Chinese factory activity drags on as heat and COVID production hit
BEIJING (Reuters) – Chinese factory activity extended the decline in August as new COVID infections, the worst heat waves in decades and a struggling property sector weighed on output, suggesting the economy will struggle to maintain momentum.
The official purchasing managers’ index (PMI) for the manufacturing sector fell from 49.0 in July to 49.4 in August, the National Bureau of Statistics (BNS) announced on Wednesday.
While the PMI slightly beat expectations of 49.2 in a Reuters poll of analysts, it remained below the 50-point mark that separates contraction from growth for the second month in a row, suggesting prolonged weakness in the sector.

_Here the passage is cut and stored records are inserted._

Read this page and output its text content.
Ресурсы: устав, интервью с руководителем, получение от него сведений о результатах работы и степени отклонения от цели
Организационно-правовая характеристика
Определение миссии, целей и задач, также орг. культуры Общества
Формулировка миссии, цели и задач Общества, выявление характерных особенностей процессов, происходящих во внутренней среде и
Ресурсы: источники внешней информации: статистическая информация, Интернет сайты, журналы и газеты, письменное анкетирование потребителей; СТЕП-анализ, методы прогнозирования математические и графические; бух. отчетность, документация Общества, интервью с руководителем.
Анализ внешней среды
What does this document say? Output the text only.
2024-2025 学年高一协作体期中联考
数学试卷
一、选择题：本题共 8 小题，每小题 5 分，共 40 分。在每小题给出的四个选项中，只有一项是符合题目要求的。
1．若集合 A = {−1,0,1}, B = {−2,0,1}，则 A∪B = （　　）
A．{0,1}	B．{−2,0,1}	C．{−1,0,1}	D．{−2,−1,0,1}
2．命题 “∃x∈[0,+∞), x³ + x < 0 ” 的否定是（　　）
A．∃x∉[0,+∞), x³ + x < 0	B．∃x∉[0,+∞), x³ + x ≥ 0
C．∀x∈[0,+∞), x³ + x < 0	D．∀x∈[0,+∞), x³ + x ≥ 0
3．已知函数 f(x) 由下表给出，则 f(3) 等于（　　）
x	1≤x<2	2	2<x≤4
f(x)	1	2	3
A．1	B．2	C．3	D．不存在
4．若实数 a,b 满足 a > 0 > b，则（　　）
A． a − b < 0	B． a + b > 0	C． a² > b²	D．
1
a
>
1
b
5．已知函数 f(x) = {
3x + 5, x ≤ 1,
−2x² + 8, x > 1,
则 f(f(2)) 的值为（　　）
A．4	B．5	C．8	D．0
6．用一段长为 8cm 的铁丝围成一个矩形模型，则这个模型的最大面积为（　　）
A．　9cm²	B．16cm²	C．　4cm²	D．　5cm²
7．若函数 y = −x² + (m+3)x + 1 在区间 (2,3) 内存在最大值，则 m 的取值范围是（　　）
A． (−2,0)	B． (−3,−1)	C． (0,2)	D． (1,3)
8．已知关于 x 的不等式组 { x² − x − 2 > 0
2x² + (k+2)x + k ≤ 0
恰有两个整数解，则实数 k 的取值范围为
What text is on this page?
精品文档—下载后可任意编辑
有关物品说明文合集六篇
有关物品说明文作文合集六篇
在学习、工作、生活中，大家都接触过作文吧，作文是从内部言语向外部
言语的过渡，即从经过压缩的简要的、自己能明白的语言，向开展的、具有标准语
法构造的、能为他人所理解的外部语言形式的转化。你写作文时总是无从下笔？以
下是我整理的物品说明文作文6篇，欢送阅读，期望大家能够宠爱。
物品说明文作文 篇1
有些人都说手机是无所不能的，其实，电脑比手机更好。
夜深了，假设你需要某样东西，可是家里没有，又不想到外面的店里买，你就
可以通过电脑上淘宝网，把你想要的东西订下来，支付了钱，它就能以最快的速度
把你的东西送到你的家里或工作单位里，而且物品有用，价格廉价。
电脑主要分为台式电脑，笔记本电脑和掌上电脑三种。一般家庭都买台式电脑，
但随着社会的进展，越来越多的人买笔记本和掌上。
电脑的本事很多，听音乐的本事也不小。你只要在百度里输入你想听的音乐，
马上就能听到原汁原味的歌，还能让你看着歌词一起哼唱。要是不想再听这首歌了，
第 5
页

The survey shows the world’s second-largest economy struggling to emerge from the sluggish growth seen in the June quarter, with risks clouding the outlook as high inflation and the war in Ukraine hit external demand.
“Official PMIs show further loss of economic momentum this month as the stimulus has faded and the housing slowdown has deepened,” said Julian Evans-Pritchard, China economist at Capital Economics, in a note. “We continue to believe that the economy will struggle to grow over the next few months.”
Raymond Yeung, chief economist for Greater China at ANZ, cut his gross domestic product forecast for 2022 to 3.0% from 4.0% as demand weakened.
He also expects business to be disrupted due to tighter virus checks ahead of the Communist Party Congress in October.
The production sub-index remained unchanged but is still in contraction territory as production is disrupted by a power crisis, while the new orders sub-index rose 0.7 points.
The new export orders index rose from 47.4 to 48.1, indicating a slowdown in momentum.
In particular, smaller manufacturers, which are less equipped to mitigate COVID-related disruptions than their larger counterparts, came under greater pressure in August with their PMI down 0.3 points.
The return of tighter COVID restrictions in August, as new cases were reported, suggests Beijing has no immediate plans to relax its broad zero COVID policy, analysts say.
According to Evans-Pritchard, 41 cities, accounting for 32% of China’s GDP, are currently in the midst of outbreaks, the highest since April, when sweeping lockdowns severely hurt the economy.
Extreme heat and drought have also prompted some regions such as southwestern Sichuan province and neighboring Chongqing to halt industrial production to ensure power supplies to residences, disrupting the operations of well-known manufacturers like Taiwan’s Foxconn and the battery giant CATL.
Some construction work was also suspended due to the heat, pushing the official non-manufacturing PMI in August down to 52.6 from July’s 53.8.
The official composite PMI, which combines the manufacturing and services sectors, fell to 51.7 from 52.5 the previous month.
However, supportive government policy should offset weak domestic demand and help bolster confidence, said Bruce Pang, chief economist at Jones Lang Lasalle.
“With the heat waves easing and policy support from the government, factory and service activity is expected to expand in the coming months.”
China’s economy slowed sharply in the second quarter as widespread COVID lockdowns weighed on demand and business activity, while the property market swung from crisis to crisis.
To revive the economy, the central government last week proposed another stimulus package, increasing the quota on policy finance tools by 300 billion yuan ($43.37 billion).
The central bank also cut benchmark lending rates and lowered the mortgage benchmark by a larger margin.
But risks abound as youth unemployment hits a record high while rising domestic consumer inflation has weighed on further policy easing measures.
Economists also warn that weaker external demand could dampen Chinese exports, which supported growth in the first half, offsetting sluggish consumption.